Sementara itu, Kepala Subdirektorat 3 Direktorat Tindak Pidana Siber Bareskrim Polri Komisaris Besar Polisi Dani Kustoni menambahkan nasabah bukan satu-satunya tujuan edukasi digital. Adapun sspek rentan lainnya mengenai perangkat keras yang digunakan layanan digital tersebut, serta aplikasi untuk menjalankan layanan keuangan.
“Harapan kami, pertama, terkait perangkat harus di-update.
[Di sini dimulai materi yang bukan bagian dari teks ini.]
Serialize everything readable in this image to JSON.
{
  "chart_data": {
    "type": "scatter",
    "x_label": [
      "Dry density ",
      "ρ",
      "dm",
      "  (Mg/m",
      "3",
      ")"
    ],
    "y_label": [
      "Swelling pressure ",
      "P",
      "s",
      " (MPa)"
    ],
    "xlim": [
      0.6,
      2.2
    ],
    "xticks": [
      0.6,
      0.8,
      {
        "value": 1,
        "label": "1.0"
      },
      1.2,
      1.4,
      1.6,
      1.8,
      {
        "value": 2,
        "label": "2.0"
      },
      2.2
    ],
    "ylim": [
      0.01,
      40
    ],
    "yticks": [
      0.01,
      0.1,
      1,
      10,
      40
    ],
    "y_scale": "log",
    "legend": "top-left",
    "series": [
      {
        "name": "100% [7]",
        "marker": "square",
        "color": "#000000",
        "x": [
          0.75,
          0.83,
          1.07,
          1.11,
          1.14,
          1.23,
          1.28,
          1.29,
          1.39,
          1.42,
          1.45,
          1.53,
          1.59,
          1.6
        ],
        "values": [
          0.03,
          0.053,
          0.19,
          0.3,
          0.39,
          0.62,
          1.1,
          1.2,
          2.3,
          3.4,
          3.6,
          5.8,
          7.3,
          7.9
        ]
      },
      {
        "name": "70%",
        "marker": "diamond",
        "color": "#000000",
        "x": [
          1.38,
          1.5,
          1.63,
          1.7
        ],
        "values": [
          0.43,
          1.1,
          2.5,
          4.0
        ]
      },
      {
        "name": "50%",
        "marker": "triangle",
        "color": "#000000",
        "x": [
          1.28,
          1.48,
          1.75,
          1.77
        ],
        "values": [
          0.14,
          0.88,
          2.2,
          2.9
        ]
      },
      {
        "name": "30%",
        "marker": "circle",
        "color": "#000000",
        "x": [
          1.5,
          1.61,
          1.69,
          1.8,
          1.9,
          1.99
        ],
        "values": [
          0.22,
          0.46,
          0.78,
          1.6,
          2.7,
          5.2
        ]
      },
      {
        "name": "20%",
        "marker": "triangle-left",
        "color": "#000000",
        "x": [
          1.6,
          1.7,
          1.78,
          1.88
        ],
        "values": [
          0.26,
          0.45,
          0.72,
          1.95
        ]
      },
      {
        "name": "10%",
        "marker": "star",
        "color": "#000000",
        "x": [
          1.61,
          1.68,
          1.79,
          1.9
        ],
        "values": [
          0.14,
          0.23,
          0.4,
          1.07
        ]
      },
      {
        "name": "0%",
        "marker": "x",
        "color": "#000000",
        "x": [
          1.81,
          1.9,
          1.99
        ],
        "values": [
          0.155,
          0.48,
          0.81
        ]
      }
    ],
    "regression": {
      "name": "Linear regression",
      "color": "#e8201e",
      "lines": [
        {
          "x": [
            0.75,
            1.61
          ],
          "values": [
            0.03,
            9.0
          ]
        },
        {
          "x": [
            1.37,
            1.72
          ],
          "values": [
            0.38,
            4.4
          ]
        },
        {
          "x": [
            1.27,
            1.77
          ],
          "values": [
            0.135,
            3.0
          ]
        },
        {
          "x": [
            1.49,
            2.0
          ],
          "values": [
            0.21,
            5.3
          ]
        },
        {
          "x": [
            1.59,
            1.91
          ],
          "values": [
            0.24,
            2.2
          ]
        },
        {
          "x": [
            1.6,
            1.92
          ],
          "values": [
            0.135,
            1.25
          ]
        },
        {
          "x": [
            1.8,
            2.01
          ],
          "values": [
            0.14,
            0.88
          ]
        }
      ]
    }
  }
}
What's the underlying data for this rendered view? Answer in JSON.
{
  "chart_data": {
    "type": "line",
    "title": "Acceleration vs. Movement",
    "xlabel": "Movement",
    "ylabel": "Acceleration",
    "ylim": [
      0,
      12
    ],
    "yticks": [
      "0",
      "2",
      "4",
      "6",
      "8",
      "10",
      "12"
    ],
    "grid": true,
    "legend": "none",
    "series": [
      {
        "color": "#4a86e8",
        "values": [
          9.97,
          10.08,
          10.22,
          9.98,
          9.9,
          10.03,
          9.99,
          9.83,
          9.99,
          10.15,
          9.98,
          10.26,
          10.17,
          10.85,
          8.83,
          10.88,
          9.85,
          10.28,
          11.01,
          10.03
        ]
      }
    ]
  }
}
Dua, aplikasi harus di-upgrade keamanannya secara berkala, dan rajin melakukan tes, kemudian IT support untuk sertifikasi keamanan digital informasi,” ucapnya.
Selain mitigasi terhadap keamanan data dalam layanan perbankan, pakar hukum pidana Asep Iwan Irawan, mengingatkan agar tidak melupakan sisi penegakan hukum. “Selama ini pengawasan lemah, penegakan hukumnya juga lemah,” ungkapnya.
Menurut Asep keamanan data digital juga harus menjadi tanggung jawab institusi keuangan penyedia layanan.
“Masyarakat menaruh kepercayaan kepada layanan bank karena telah diatur dalam undang-undang. Jika tanggung jawab itu tidak dapat dijaga, lama kelamaan kepercayaan masyarakat bisa luntur,” ucapnya.
Direktur Eksekutif Hukum Lembaga Penjaminan Simpanan (LPS) Ary Zulfikar meminta masyarakat tidak khawatir untuk menyimpan uang pada bank. LPS dipastikan menjamin keamanan uang nasabah selama datanya tercatat dengan benar.
“Tugas LPS yakni memberi info bahwa dana nasabah aman. Maka, nasabah harus memahami agar jangan mengumbar data rahasia, pin dan password. Nasabah wajib memantau rekeningnya, sehingga bisa tahu pergerakan uang dan menaruh curiga kalau melihat transaksi mencurigakan,” kata Ary.